На комоде в обычной дешёвой рамке стояла небольшая чёрно-белая фотография Бейлы. Изя нежно взял портрет жены, обласкал его руками, несколько раз поцеловал стекло в разных местах. Затем, отведя фотографию на расстояние вытянутой руки, придирчиво осмотрел лицо жены, сморщил лоб и начал негромкую беседу со своей Бейлой. В конце разговора опять поцеловал портрет и вернул его на место. В конце своего визита, с чувством исполненного долга, Израиль Аркадьевич чинно вышел из комнаты, затворив за собой дверь. Назавтра с утра вся эта церемония вновь повторится, и никак иначе.
*
Кухня была вторым святым местом после комнаты супруги. Шматковский на кухне чувствовал себя словно в раю. Помещение маленькое, но для Изи уютное, места предостаточно.
Нет уже Бейлы и нет любимого её кота — Фимы, который ушёл вслед за женой прошлым летом. Изя также очень любил домашнего питомца. Нет, о чём говорить, — жену он любил больше, тут и сравнивать нечего, но Фиму он действительно обожал. Шматковский души в нём не чаял... Вот и плошечки кота в углу остались, из которых Фима постоянно ел и пил. Изя оставил их как память о своём любимце.
Последний год жизни Фима очень болел, его подкосила мочекаменная болезнь. Временами кота так скручивало, что душераздирающий кошачий вой стоял на всю квартиру, лучше и не вспоминать. Чтобы хоть как-то отвлечься от нахлынувших на него воспоминаний, Шматковский подошёл к окну.
Узкая, ведущая в горку, улочка была заполнена автомобилями, кое-где брели редкие прохожие, голая кирпичная стена соседнего дома — вот и все достопримечательности, которые не принесли Израилю Аркадьевичу должного успокоения. Всё, что он постоянно видел из этого своего окна, и являлось только его, Изиной, Москвой... Другой Москвы для него не существовало.
*
Шматковский стал ворошить в своей голове старое, вспоминая, когда же они с Бейлой переехали жить сюда, в Москву?.. Это, по его мнению, была одна из немногих ошибок их молодости. Почему же они оставили тогда свою любимую Одессу? Пытались искать лучшую жизнь?.. А зачем?.. Чего им в родном городе не хватало?.. Уж лучше бы сорвались, как и все тогда, в Израиль… А?! Денег не нашлось… Так этих денег никогда не будет хватать!.. Большие деньги у кого? У проходимцев, которые постоянно стремятся покинуть свою Родину, будто где-то, когда-то и кому-то они будут нужны больше.

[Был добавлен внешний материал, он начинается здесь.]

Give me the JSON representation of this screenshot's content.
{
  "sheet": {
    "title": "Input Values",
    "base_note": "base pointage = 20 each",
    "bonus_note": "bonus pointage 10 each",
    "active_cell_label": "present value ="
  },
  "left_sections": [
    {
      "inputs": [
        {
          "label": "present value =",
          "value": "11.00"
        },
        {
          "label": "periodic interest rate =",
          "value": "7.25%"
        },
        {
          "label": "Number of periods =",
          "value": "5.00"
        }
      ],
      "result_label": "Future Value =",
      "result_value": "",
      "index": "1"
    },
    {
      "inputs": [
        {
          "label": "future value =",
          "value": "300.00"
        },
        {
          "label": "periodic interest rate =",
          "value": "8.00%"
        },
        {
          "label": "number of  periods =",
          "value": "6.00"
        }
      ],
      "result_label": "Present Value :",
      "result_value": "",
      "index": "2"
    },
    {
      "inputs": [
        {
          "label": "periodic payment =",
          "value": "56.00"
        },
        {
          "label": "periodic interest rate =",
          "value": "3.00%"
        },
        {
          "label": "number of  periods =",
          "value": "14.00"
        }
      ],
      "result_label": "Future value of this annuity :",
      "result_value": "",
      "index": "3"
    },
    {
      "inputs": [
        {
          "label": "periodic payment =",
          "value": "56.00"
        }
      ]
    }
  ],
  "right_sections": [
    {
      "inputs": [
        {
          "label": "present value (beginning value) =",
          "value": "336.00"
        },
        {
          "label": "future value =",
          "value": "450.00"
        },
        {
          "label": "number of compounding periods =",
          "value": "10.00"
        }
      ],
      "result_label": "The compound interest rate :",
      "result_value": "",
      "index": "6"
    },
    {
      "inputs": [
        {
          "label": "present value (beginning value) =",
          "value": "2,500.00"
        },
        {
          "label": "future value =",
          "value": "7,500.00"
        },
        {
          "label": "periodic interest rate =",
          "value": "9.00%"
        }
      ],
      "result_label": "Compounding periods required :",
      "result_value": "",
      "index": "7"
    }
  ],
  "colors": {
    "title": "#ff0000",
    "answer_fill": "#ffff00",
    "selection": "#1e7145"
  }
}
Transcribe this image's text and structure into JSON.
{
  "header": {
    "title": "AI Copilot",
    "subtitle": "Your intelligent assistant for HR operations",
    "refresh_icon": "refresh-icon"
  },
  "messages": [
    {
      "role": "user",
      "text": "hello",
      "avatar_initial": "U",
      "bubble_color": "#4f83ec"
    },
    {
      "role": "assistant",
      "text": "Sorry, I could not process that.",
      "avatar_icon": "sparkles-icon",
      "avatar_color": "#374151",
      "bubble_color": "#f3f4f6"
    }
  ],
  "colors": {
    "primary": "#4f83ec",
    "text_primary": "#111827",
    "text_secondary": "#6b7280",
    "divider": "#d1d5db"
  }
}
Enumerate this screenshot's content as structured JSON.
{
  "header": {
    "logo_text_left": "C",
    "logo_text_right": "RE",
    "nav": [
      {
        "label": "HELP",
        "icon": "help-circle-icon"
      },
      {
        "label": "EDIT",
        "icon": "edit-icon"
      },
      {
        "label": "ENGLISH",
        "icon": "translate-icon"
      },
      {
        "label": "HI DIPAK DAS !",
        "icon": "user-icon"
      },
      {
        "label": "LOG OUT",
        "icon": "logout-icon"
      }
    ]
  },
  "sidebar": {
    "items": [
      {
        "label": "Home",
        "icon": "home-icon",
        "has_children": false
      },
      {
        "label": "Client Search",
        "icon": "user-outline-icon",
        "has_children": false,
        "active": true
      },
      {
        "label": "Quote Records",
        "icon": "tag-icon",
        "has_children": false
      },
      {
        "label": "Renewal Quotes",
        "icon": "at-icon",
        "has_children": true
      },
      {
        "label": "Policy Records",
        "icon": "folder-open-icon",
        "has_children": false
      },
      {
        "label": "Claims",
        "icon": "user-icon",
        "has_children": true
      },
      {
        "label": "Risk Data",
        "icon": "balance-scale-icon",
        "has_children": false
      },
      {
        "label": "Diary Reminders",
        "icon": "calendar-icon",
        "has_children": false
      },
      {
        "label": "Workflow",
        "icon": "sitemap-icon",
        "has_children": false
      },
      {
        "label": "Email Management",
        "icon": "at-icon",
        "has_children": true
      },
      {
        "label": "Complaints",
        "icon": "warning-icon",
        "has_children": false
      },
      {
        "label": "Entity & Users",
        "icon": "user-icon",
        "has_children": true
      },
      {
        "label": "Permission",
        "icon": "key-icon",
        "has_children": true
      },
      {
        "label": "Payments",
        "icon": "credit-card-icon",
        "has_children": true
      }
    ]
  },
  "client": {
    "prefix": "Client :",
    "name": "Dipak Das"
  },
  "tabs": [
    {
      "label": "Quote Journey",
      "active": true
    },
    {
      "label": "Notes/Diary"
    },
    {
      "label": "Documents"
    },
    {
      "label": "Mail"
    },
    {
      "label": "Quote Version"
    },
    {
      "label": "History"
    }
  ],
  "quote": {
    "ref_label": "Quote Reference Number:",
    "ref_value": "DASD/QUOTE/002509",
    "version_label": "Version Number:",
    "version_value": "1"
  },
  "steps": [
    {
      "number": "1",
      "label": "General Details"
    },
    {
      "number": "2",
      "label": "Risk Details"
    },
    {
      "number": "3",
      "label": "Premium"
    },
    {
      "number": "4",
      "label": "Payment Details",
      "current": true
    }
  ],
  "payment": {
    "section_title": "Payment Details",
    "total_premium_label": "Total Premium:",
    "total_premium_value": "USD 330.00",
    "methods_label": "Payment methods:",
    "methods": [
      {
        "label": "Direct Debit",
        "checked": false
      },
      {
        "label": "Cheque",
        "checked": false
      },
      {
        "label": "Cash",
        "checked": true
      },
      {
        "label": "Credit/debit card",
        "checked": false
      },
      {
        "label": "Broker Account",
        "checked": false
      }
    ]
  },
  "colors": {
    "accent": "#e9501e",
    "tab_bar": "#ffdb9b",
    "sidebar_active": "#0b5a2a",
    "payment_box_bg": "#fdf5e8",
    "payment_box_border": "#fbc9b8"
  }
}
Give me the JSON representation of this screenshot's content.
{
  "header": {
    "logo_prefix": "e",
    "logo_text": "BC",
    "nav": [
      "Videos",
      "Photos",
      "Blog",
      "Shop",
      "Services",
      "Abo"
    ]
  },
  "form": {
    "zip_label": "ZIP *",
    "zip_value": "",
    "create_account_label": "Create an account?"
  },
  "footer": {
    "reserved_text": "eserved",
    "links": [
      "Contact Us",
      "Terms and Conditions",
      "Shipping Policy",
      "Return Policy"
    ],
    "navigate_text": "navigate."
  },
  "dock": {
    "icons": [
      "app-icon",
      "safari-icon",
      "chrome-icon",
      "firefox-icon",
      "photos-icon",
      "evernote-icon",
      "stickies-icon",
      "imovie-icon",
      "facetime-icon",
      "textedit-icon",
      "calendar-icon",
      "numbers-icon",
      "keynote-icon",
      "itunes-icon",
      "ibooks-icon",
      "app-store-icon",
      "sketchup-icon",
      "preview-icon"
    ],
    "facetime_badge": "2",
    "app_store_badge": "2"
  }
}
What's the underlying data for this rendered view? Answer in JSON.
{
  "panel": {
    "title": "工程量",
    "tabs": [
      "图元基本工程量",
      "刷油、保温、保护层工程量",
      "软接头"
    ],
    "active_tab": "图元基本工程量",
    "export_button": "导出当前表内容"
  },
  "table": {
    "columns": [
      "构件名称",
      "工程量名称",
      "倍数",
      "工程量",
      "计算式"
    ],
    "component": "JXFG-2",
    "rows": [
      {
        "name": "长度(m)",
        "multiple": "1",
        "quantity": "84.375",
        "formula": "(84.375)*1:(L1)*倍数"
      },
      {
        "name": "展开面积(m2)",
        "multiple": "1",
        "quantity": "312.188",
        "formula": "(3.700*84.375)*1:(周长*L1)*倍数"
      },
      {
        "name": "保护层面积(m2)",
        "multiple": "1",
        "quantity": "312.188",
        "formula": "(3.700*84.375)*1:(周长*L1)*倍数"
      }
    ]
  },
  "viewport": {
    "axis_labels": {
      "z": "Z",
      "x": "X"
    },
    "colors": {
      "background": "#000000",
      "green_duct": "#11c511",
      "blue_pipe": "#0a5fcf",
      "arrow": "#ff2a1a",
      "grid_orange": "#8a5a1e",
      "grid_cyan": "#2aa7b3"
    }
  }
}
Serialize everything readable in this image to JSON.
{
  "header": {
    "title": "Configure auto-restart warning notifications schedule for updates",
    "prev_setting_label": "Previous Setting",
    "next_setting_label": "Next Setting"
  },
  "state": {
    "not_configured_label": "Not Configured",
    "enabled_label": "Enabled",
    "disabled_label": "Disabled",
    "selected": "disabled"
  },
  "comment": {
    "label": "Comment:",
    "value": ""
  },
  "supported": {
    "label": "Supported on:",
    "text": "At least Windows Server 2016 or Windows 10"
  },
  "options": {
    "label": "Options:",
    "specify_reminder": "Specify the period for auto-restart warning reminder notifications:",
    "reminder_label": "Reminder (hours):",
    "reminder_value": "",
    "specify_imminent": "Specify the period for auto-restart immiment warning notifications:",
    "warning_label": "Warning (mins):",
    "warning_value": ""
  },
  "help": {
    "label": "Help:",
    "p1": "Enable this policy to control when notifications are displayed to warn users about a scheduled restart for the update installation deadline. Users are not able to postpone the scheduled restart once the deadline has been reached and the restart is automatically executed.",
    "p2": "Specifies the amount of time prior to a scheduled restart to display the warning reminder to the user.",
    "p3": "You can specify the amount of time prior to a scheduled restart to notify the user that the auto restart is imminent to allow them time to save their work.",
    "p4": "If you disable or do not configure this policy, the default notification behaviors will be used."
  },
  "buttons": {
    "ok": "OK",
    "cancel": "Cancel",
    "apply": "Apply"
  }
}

А что Шматковский? Одно слово — еврей. Его тогда даже чуть не посадили, пытаясь сделать из него козла отпущения. Ух… как же Шматковский ненавидел Москву. Так и не удалось Израилю Аркадьевичу развернуться в этом городе, как смогли это сделать другие приезжие, рвачи, хапуги и взяточники. Себя он к таковым не причислял.
*
В своих воспоминаниях Изя опять вернулся к своему коту. Промучившись с болезнью кота, Фиму решили усыпить. По вызову пришли двое в халатах. Кот, как знал, поджидал их, растянувшись прямо около входной двери. При появлении ветеринаров Фима даже не пошевелился. После недолгой подготовки в кота воткнули шприц, после чего тот резко дёрнулся от неожиданности, совершив свой последний кульбит, и, приземлившись, уже больше не шевелился. Пришельцы взяли полторы тысячи рублей и, надев перчатки, положили Фиму в мешок и ушли, пообещав завершить кремацию и погребение животного согласно оплате… А где-то через месяц Изя увидел сюжет по телевизору, в котором сообщалось про подставную фирму по усыплению животных, в услуги которой входила кремация и захоронение. На самом же деле «котов в мешках» вывозили за город в лес и сбрасывали в одну большую яму. Шматковский долго плакал, чувствуя сердцем, что его Фима где-то там, в лесу, но поделать ничего не мог…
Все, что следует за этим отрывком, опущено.